С самого начала делалось ясно: «на огонек», «на чаек» и на все такое приятельское сюда не только не «заходили», но сама эта возможность зайти пресекалась и отбрасывалась задолго до попытки зрителя — просто тем, что не могла даже мыслиться, даже подразумеваться всеми теми, кого мы здесь видим, прямо или отраженно в зеркале — всем их modus vivendi; всем способом видеть вещи такими, какими они их видели; всем прицелом мыслить мыслимое и немыслимое. Самое мыслимое при мадридском дворе — это заведенный механизм. Самое немыслимое — это свобода. Самая большая степень свободы — игра. Каким-то образом игра по правилам заведенного механизма оказывалась наибольшей степенью свободы.

Да, картина это не икона. Когда попадаешь в икону, не ты, а она в тебя попадает. Она выдавливает себя в тебя, и ты оказываешься в горнем свете, в котором тебя внимательно и спокойно рассматривает Спас Звенигородского чина Рублева. Куда бы ты ни отошел, Он видит тебя бесстрастно, равномерно и до дна. Он оказывается в тебе, а не ты в Нем. Он оказывается в зоне зрителя, где ты — обозримый, пронзаемый насквозь. И если совесть твоя нечиста, то ты ощутимо — палим.

Когда ты оказываешься перед картиной, ты в нее входишь, осматриваешь все кругом, и кто бы ни был — пусть Христос и Дева Мария — предметы твоего обозрения и оценки, и чувств умиления или скорби.

А тут — живая глубокая коробочка. В ней 10 фигур — я насчитал — 9 человек и одна собака. И еще двое — в зеркале. В центре инфанта Маргарита, вокруг нее фрейлины. Слева — тот, кто это изображает, сам Веласкес. То есть изображает он как раз не их. Он пишет портреты короля Филиппа 4-го и его царственную супругу Анну Австрийскую.

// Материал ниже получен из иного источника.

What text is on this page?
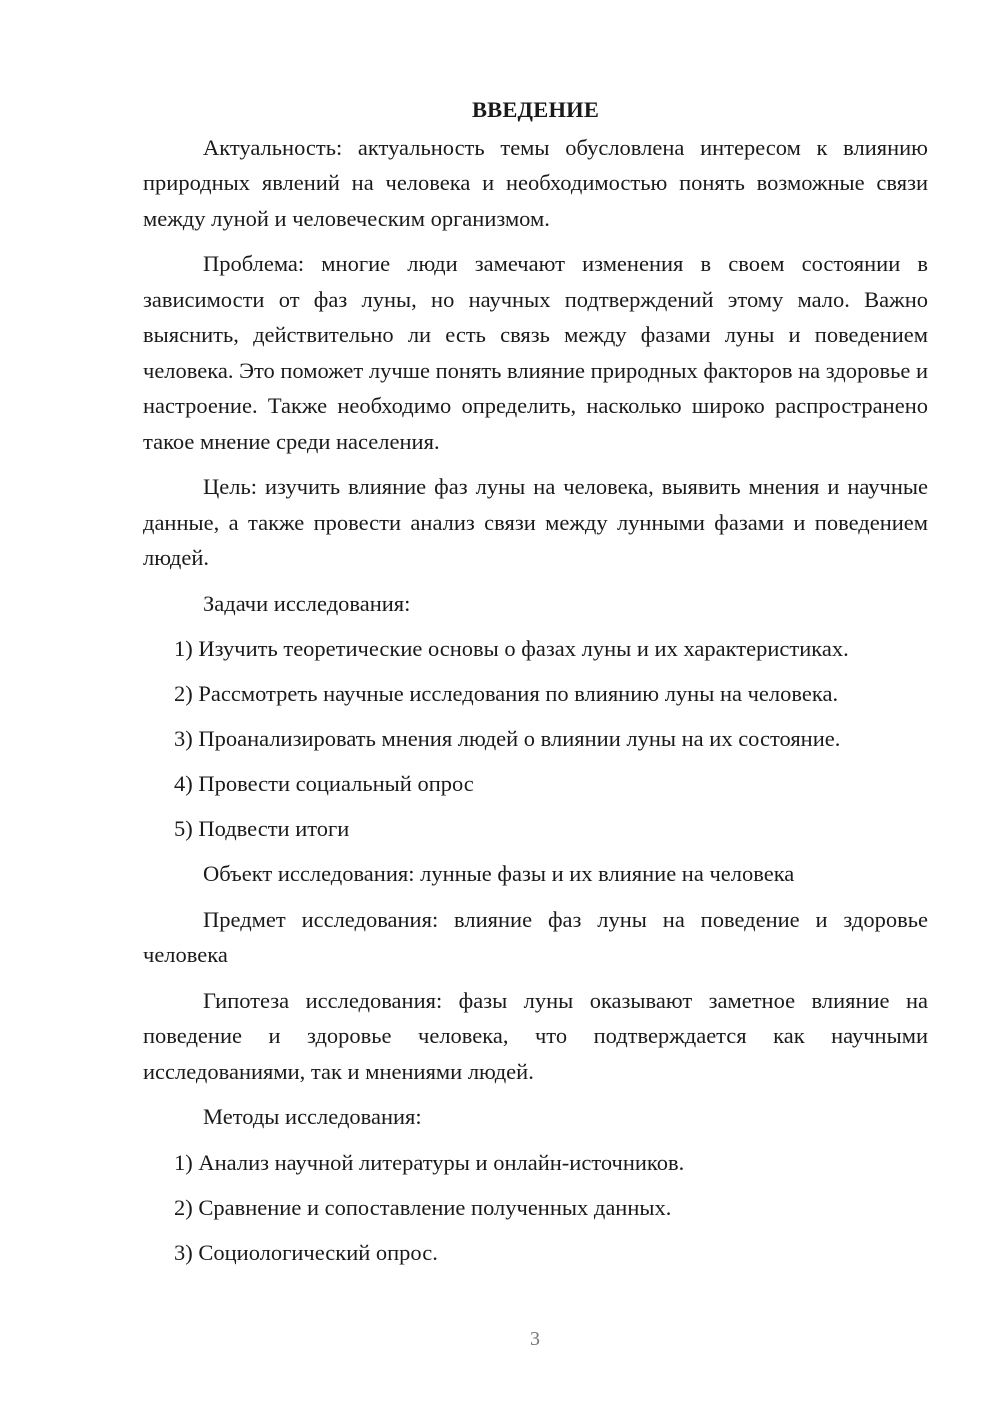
ВВЕДЕНИЕ
Актуальность: актуальность темы обусловлена интересом к влиянию природных явлений на человека и необходимостью понять возможные связи между луной и человеческим организмом.
Проблема: многие люди замечают изменения в своем состоянии в зависимости от фаз луны, но научных подтверждений этому мало. Важно выяснить, действительно ли есть связь между фазами луны и поведением человека. Это поможет лучше понять влияние природных факторов на здоровье и настроение. Также необходимо определить, насколько широко распространено такое мнение среди населения.
Цель: изучить влияние фаз луны на человека, выявить мнения и научные данные, а также провести анализ связи между лунными фазами и поведением людей.
Задачи исследования:
1) Изучить теоретические основы о фазах луны и их характеристиках.
2) Рассмотреть научные исследования по влиянию луны на человека.
3) Проанализировать мнения людей о влиянии луны на их состояние.
4) Провести социальный опрос
5) Подвести итоги
Объект исследования: лунные фазы и их влияние на человека
Предмет исследования: влияние фаз луны на поведение и здоровье человека
Гипотеза исследования: фазы луны оказывают заметное влияние на поведение и здоровье человека, что подтверждается как научными исследованиями, так и мнениями людей.
Методы исследования:
1) Анализ научной литературы и онлайн-источников.
2) Сравнение и сопоставление полученных данных.
3) Социологический опрос.
3
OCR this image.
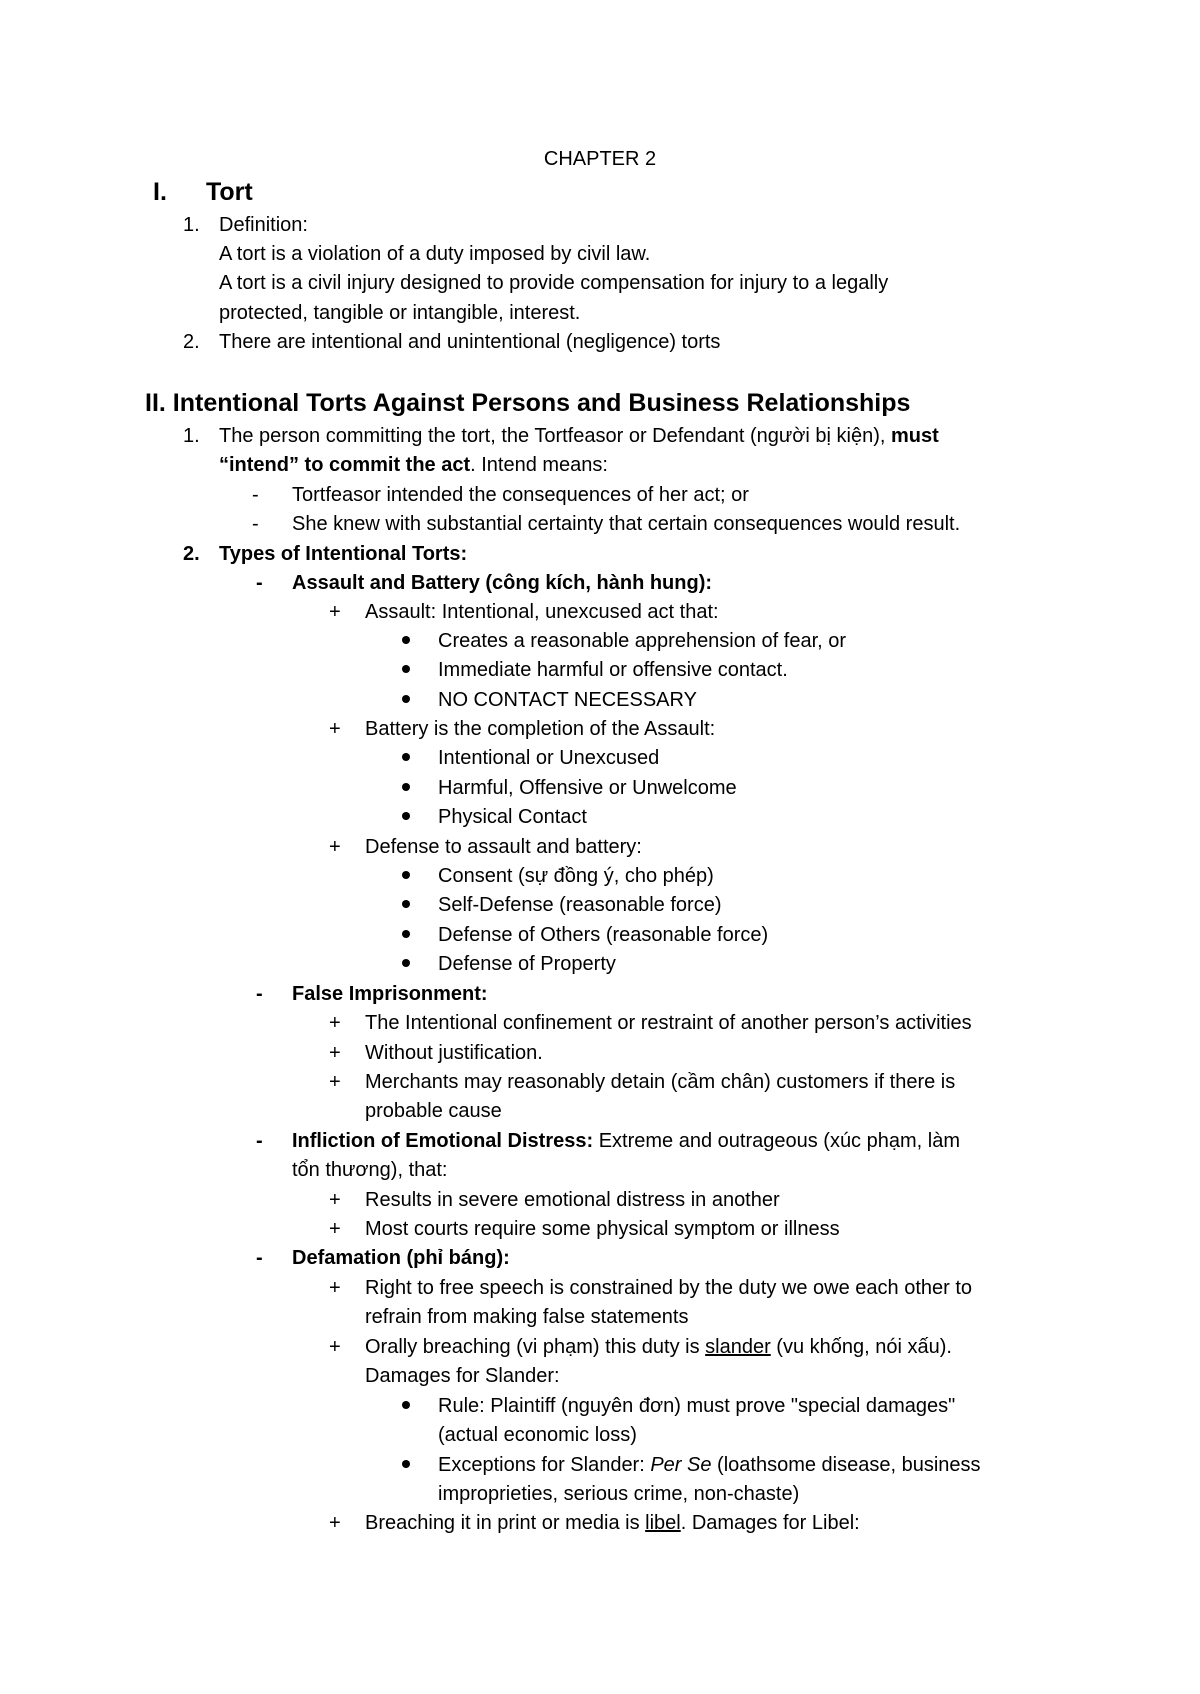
CHAPTER 2
I. Tort
1. Definition:
A tort is a violation of a duty imposed by civil law.
A tort is a civil injury designed to provide compensation for injury to a legally
protected, tangible or intangible, interest.
2. There are intentional and unintentional (negligence) torts
II. Intentional Torts Against Persons and Business Relationships
1. The person committing the tort, the Tortfeasor or Defendant (người bị kiện), must
“intend” to commit the act. Intend means:
- Tortfeasor intended the consequences of her act; or
- She knew with substantial certainty that certain consequences would result.
2. Types of Intentional Torts:
- Assault and Battery (công kích, hành hung):
+ Assault: Intentional, unexcused act that:
Creates a reasonable apprehension of fear, or
Immediate harmful or offensive contact.
NO CONTACT NECESSARY
+ Battery is the completion of the Assault:
Intentional or Unexcused
Harmful, Offensive or Unwelcome
Physical Contact
+ Defense to assault and battery:
Consent (sự đồng ý, cho phép)
Self-Defense (reasonable force)
Defense of Others (reasonable force)
Defense of Property
- False Imprisonment:
+ The Intentional confinement or restraint of another person’s activities
+ Without justification.
+ Merchants may reasonably detain (cầm chân) customers if there is
probable cause
- Infliction of Emotional Distress: Extreme and outrageous (xúc phạm, làm
tổn thương), that:
+ Results in severe emotional distress in another
+ Most courts require some physical symptom or illness
- Defamation (phỉ báng):
+ Right to free speech is constrained by the duty we owe each other to
refrain from making false statements
+ Orally breaching (vi phạm) this duty is slander (vu khống, nói xấu).
Damages for Slander:
Rule: Plaintiff (nguyên đơn) must prove "special damages"
(actual economic loss)
Exceptions for Slander: Per Se (loathsome disease, business
improprieties, serious crime, non-chaste)
+ Breaching it in print or media is libel. Damages for Libel:
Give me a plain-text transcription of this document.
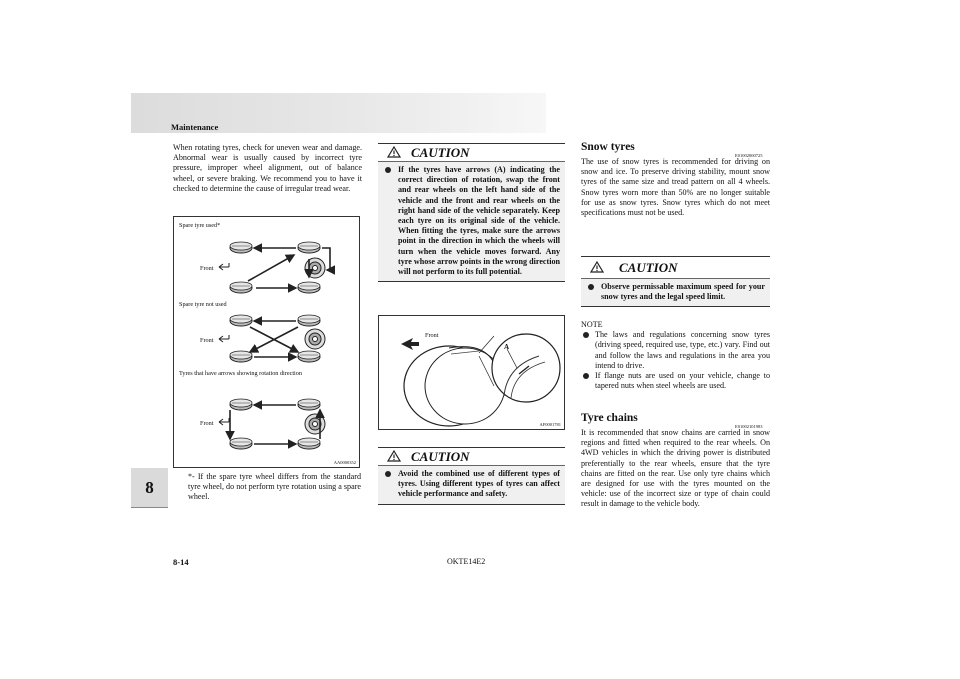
Maintenance
8

When rotating tyres, check for uneven wear and damage. Abnormal wear is usually caused by incorrect tyre pressure, improper wheel alignment, out of balance wheel, or severe braking. We recommend you to have it checked to determine the cause of irregular tread wear.

Spare tyre used*
Spare tyre not used
Tyres that have arrows showing rotation direction
Front
Front
Front
AA0000352
*- If the spare tyre wheel differs from the standard tyre wheel, do not perform tyre rotation using a spare wheel.
CAUTION
If the tyres have arrows (A) indicating the correct direction of rotation, swap the front and rear wheels on the left hand side of the vehicle and the front and rear wheels on the right hand side of the vehicle separately. Keep each tyre on its original side of the vehicle. When fitting the tyres, make sure the arrows point in the direction in which the wheels will turn when the vehicle moves forward. Any tyre whose arrow points in the wrong direction will not perform to its full potential.
Front
A
AF0001781
CAUTION
Avoid the combined use of different types of tyres. Using different types of tyres can affect vehicle performance and safety.
Snow tyres
E01002000725

The use of snow tyres is recommended for driving on snow and ice. To preserve driving stability, mount snow tyres of the same size and tread pattern on all 4 wheels. Snow tyres worn more than 50% are no longer suitable for use as snow tyres. Snow tyres which do not meet specifications must not be used.

CAUTION
Observe permissable maximum speed for your snow tyres and the legal speed limit.
NOTE
The laws and regulations concerning snow tyres (driving speed, required use, type, etc.) vary. Find out and follow the laws and regulations in the area you intend to drive.
If flange nuts are used on your vehicle, change to tapered nuts when steel wheels are used.
Tyre chains
E01002101983

It is recommended that snow chains are carried in snow regions and fitted when required to the rear wheels. On 4WD vehicles in which the driving power is distributed preferentially to the rear wheels, ensure that the tyre chains are fitted on the rear. Use only tyre chains which are designed for use with the tyres mounted on the vehicle: use of the incorrect size or type of chain could result in damage to the vehicle body.

8-14	OKTE14E2
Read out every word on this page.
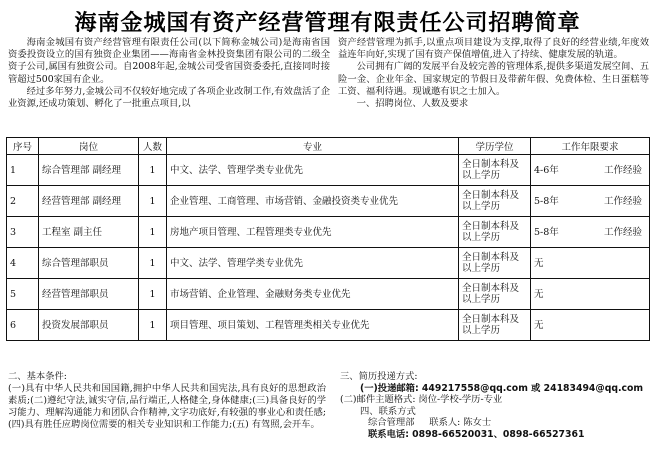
海南金城国有资产经营管理有限责任公司招聘简章

海南金城国有资产经营管理有限责任公司(以下简称金城公司)是海南省国资委投资设立的国有独资企业集团——海南省金林投资集团有限公司的二级全资子公司,属国有独资公司。自2008年起,金城公司受省国资委委托,直接同时接管超过500家国有企业。

经过多年努力,金城公司不仅较好地完成了各项企业改制工作,有效盘活了企业资源,还成功策划、孵化了一批重点项目,以

资产经营管理为抓手,以重点项目建设为支撑,取得了良好的经营业绩,年度效益连年向好,实现了国有资产保值增值,进入了持续、健康发展的轨道。

公司拥有广阔的发展平台及较完善的管理体系,提供多渠道发展空间、五险一金、企业年金、国家规定的节假日及带薪年假、免费体检、生日蛋糕等工资、福利待遇。现诚邀有识之士加入。

一、招聘岗位、人数及要求

序号	岗位	人数	专业	学历学位	工作年限要求
1	综合管理部 副经理	1	中文、法学、管理学类专业优先	全日制本科及以上学历	4-6年 工作经验

2	经营管理部 副经理	1	企业管理、工商管理、市场营销、金融投资类专业优先	全日制本科及以上学历	5-8年 工作经验

3	工程室 副主任	1	房地产项目管理、工程管理类专业优先	全日制本科及以上学历	5-8年 工作经验

4	综合管理部职员	1	中文、法学、管理学类专业优先	全日制本科及以上学历	无

5	经营管理部职员	1	市场营销、企业管理、金融财务类专业优先	全日制本科及以上学历	无

6	投资发展部职员	1	项目管理、项目策划、工程管理类相关专业优先	全日制本科及以上学历	无

二、基本条件:

(一)具有中华人民共和国国籍,拥护中华人民共和国宪法,具有良好的思想政治素质;(二)遵纪守法,诚实守信,品行端正,人格健全,身体健康;(三)具备良好的学习能力、理解沟通能力和团队合作精神,文字功底好,有较强的事业心和责任感;(四)具有胜任应聘岗位需要的相关专业知识和工作能力;(五) 有驾照,会开车。

三、简历投递方式:

(一)投递邮箱: 449217558@qq.com 或 24183494@qq.com

(二)邮件主题格式: 岗位-学校-学历-专业

四、联系方式

综合管理部 联系人: 陈女士

联系电话: 0898-66520031、0898-66527361
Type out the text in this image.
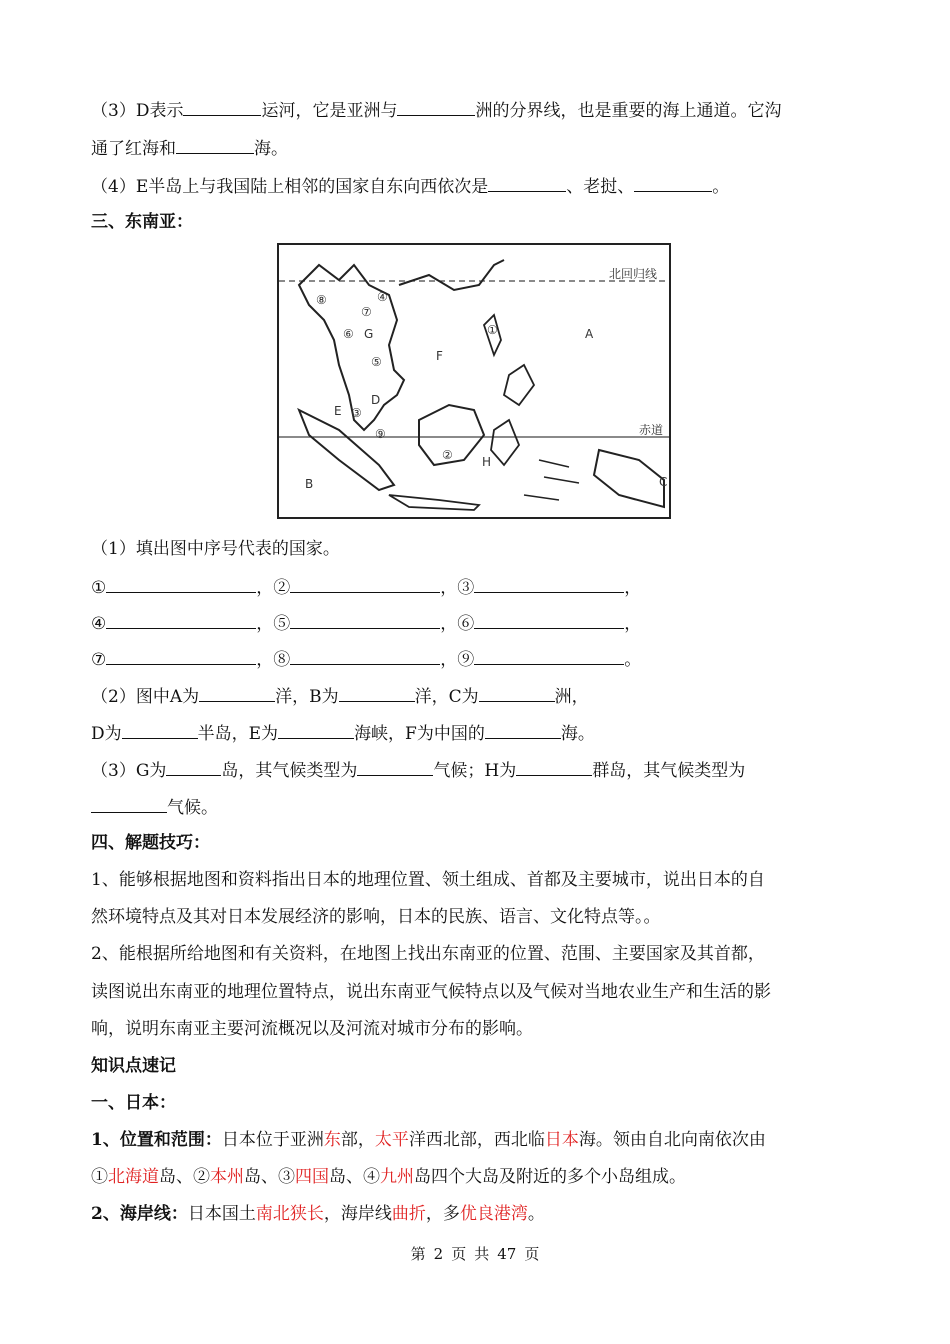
（3）D表示	运河，它是亚洲与	洲的分界线，也是重要的海上通道。它沟
通了红海和	海。
（4）E半岛上与我国陆上相邻的国家自东向西依次是	、老挝、	。
三、东南亚：
北回归线
赤道
A
B	C
D
E
F
G
H
①
②
③
④
⑤
⑥
⑦
⑧
⑨
（1）填出图中序号代表的国家。
①	，②	，③	，
④	，⑤	，⑥	，
⑦	，⑧	，⑨	。
（2）图中A为	洋，B为	洋，C为	洲，
D为	半岛，E为	海峡，F为中国的	海。
（3）G为	岛，其气候类型为	气候；H为	群岛，其气候类型为
气候。
四、解题技巧：
1、能够根据地图和资料指出日本的地理位置、领土组成、首都及主要城市，说出日本的自
然环境特点及其对日本发展经济的影响，日本的民族、语言、文化特点等。。
2、能根据所给地图和有关资料，在地图上找出东南亚的位置、范围、主要国家及其首都，
读图说出东南亚的地理位置特点，说出东南亚气候特点以及气候对当地农业生产和生活的影
响，说明东南亚主要河流概况以及河流对城市分布的影响。
知识点速记
一、日本：
1、位置和范围：日本位于亚洲东部，太平洋西北部，西北临日本海。领由自北向南依次由
①北海道岛、②本州岛、③四国岛、④九州岛四个大岛及附近的多个小岛组成。
2、海岸线：日本国土南北狭长，海岸线曲折，多优良港湾。
第 2 页 共 47 页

Но сначала мы понимаем — это портрет. Точнее, портреты.

В центре пятилетняя инфанта Маргарита, как заводная китайская куколка, слева фрейлина, подающая ей воду (ах, как вчера я понял — что значит подать в Мадриде холодной воды), справа фрейлина, почтительно слегка приседающая в придворном поклоне, еще правее — параллельно Маргарите, как бы уравновешивая вертикально это хрупкое создание, почти феллиниевски грузная и дородная карлица (дородная карлица, кажущаяся высокой только рядом с пятилетней девочкой!) Мария Барбола, затем, совсем уже правее, не втиснувшийся в полотно целиком карлик (это «невтискивание» было уже у позднего Тициана и стало одной из разрушительных сил, разрывающих симметрию Возрождения — и отсылающих прямо к Дега, а за ним к эстетике кино и художественной фотографии, апеллирующих к случайности и тем большей достоверности кадра). Этого лилипута зовут, между прочим, Николасито Пертусато; и он весьма забавно толкает ногой большущего дремлющего пса (дурачку все можно!), возвращающего нас в центр коробочки, перекидывая мост к левой части. А там, на левом краю, большое полотно, повернутое к нам задом, а за ним — опять же сам Веласкес, пишущий… Что? Ведь он и не глядит на остальные фигуры. Куда же он глядит? Перед собой. На нас. А мы? На прострел, сквозь инфанту, вдаль картины, где в светлом проеме, привлекающем наше внимание, то ли входной, то ли выходной двери, то ли открывая занавесь, то ли прикрывая ее, то ли выходя, то ли входя, помещается самая дальняя фигура — гофмаршал Хосе Ньето.